La nouvelle génération d’Algériens ne sait sans doute pas ce qu’elle perd avec la disparition de Mostefa Lacheraf. L’homme, en intellectuel intègre et en révolutionnaire avisé, a même prévu quelque part ce genre de descente aux enfers de la culture nationale et, partant, n’oserait pas parler d’ ingratitude. Lorsque l’homme de culture réclame et assume son indépendance malgré les responsabilités qu’il a eu à assurer en tant que militant de la cause nationale et en tant que grand commis de l’Etat (particulièrement en 1978 en sa qualité de ministre de l’Education), ce ne fut guère par snobisme ou par dépit par rapport à la ‘’centrifugeuse’’ démoniaque du pouvoir qui rejette sur la périphérie tous les empêcheurs de tourner en rond et tous les iconoclastes accusés d’hérésie. Pour pouvoir avoir une idée sur la place et l’envergure du personnage, apprécions, en raisonnant a contrario, cette accusation qui glorifie plus qu’elle n’avilie le ‘’prévenu’’. Un journal arabophone suralimenté par la propagande et l’idéologie baâthistes écrivait dans sa page culturelle à la fin des années 90 : « Mostefa Lacheraf en Algérie et Taha Hussein en Égypte sont les plus grands ennemis de la nation arabe ». A elle seule, l’accusation vaut son pesant de révélations sur la valeur et la grandeur de celui qui, à travers ses écrits (livres et articles de journaux), ses prises de position et son action a tout fait pour donner à la culture algérienne une orientation moderniste, qui sache puiser dans le patrimoine ancestral national les valeurs et l’esprit positifs pour le greffer de façon harmonieuse et équilibrée dans les données du monde moderne.

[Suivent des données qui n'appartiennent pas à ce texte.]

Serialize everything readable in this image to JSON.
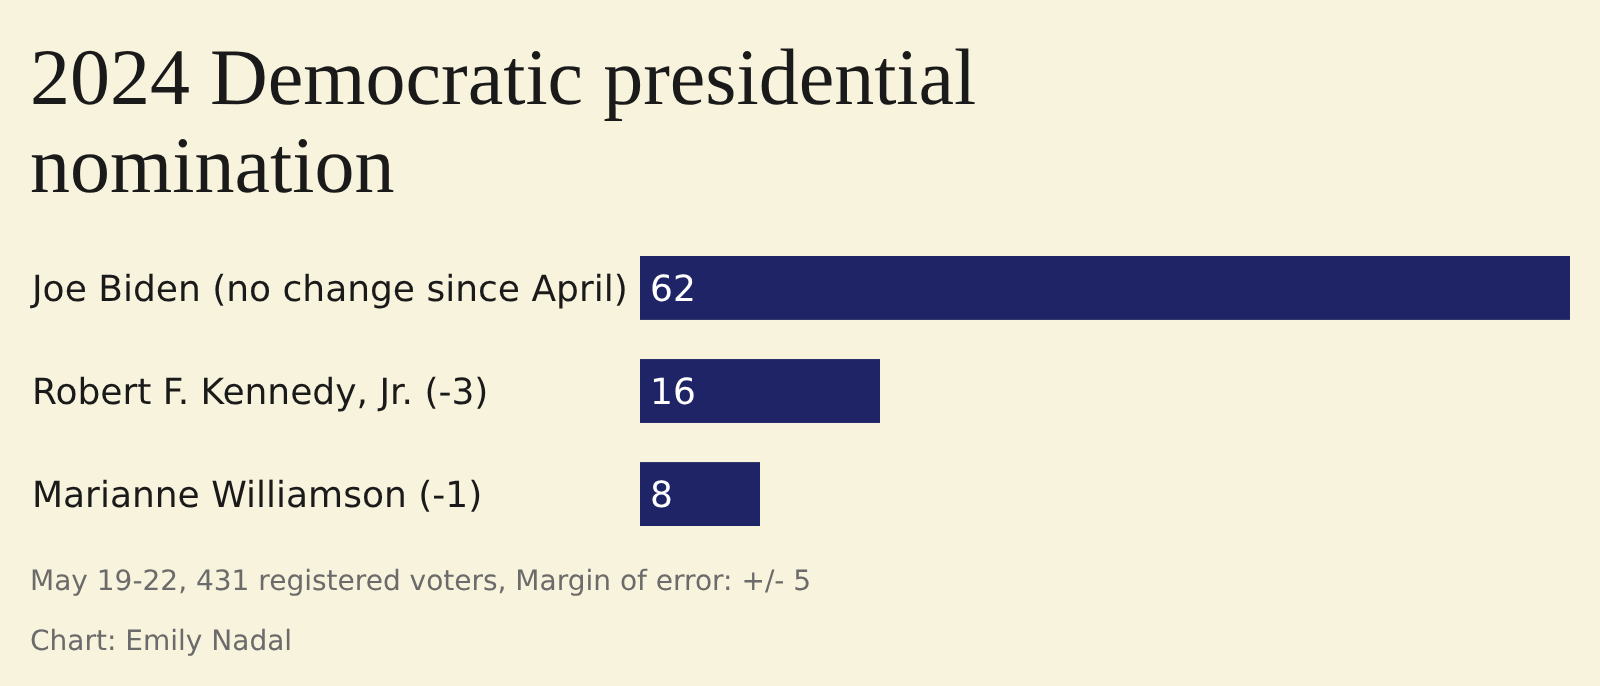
{
  "chart_data": {
    "type": "bar",
    "orientation": "horizontal",
    "title": "2024 Democratic presidential nomination",
    "categories": [
      "Joe Biden (no change since April)",
      "Robert F. Kennedy, Jr. (-3)",
      "Marianne Williamson (-1)"
    ],
    "values": [
      62,
      16,
      8
    ],
    "color": "#1f2466",
    "data_labels": true,
    "annotations": [
      "May 19-22, 431 registered voters, Margin of error: +/- 5",
      "Chart: Emily Nadal"
    ]
  }
}
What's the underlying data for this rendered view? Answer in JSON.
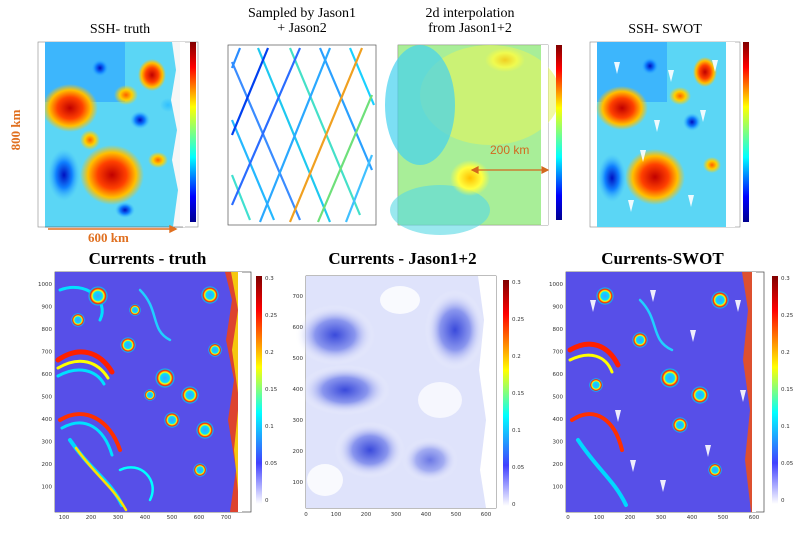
{
  "figure": {
    "panels_top": [
      {
        "id": "ssh-truth",
        "title": "SSH- truth"
      },
      {
        "id": "sampled",
        "title_line1": "Sampled by Jason1",
        "title_line2": "+ Jason2"
      },
      {
        "id": "interp",
        "title_line1": "2d interpolation",
        "title_line2": "from Jason1+2"
      },
      {
        "id": "ssh-swot",
        "title": "SSH- SWOT"
      }
    ],
    "panels_bottom": [
      {
        "id": "currents-truth",
        "title": "Currents - truth"
      },
      {
        "id": "currents-jason",
        "title": "Currents - Jason1+2"
      },
      {
        "id": "currents-swot",
        "title": "Currents-SWOT"
      }
    ],
    "annotations": {
      "height_label": "800 km",
      "width_label": "600 km",
      "scale_label": "200 km"
    },
    "ticks": {
      "current_y": [
        "1000",
        "900",
        "800",
        "700",
        "600",
        "500",
        "400",
        "300",
        "200",
        "100"
      ],
      "current_x": [
        "100",
        "200",
        "300",
        "400",
        "500",
        "600",
        "700"
      ],
      "current_x_swot": [
        "0",
        "100",
        "200",
        "300",
        "400",
        "500",
        "600"
      ],
      "jason_y": [
        "700",
        "600",
        "500",
        "400",
        "300",
        "200",
        "100"
      ],
      "jason_x": [
        "0",
        "100",
        "200",
        "300",
        "400",
        "500",
        "600"
      ],
      "colorbar": [
        "0.3",
        "0.25",
        "0.2",
        "0.15",
        "0.1",
        "0.05",
        "0"
      ]
    },
    "colors": {
      "accent_orange": "#e07020",
      "jet_low": "#00008f",
      "jet_high": "#800000"
    }
  }
}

En écrivant, en 1965, Algérie, Nation et société’, il s’efforcera de démontrer la permanence et la continuité de l’Algérie à travers l’histoire en tant qu’entité autonome qui se distingue aussi bien des amalgames ‘’orientalisants’’ que des tentatives d’assimilation colonialistes. Au sein d’une maghrébinité aux contours dessinés depuis la plus haute antiquité, l’Algérie, à travers ses différentes phases historiques, constitue un continuum alimenté par des brassages aboutissant à la formation d’une personnalité propre qui n’est ni orientale ni occidentale.
Les interventions de Lacheraf dans le domaine de la culture sont si précieuses et ses vues si perçantes qu’elles nous manqueront indubitablement. « Nos moyens éducatifs et de formation technique sont peut-être réduits ; mais sachons que l’action culturelle une fois conçue en des termes corrects, et l’élan une fois donné, beaucoup de gageures pourraient être tenues », disait-il dans une communication donnée lors du premier Colloque culturel national en juin 1968. Croyant profondément au rôle de la culture dans la formation aux valeurs de la citoyenneté, Lacheraf investira tous les domaines des sciences humaines et de la littérature pour y puiser les moyens et l’énergie nécessaires afin non seulement d’étudier sa société mais aussi de lui donner dans la pratique les moyens de son émancipation. Ayant versé dans la critique littéraire, il écrira à propos de Feraoun et Mammeri : « Il est certain que la Kabylie, par ses antiques traditions de sagesse populaire, de travail, de vie sociale aux sacrifices partagés, de vision du monde et d’attitudes face au dénuement, à l’exil, à la mort, pouvait inspirer plus d’attrait spécifique à leurs romans, leur donner un poids humain et culturel d’une prodigieuse présence, une épaisseur crédible d’impressions et de sentiments relayant celle de l’arrière-pays, jusqu’à ses lointaines frontières et au-delà, qui avait toujours vécu au même rythme d’égale épreuve, ou à peu près ».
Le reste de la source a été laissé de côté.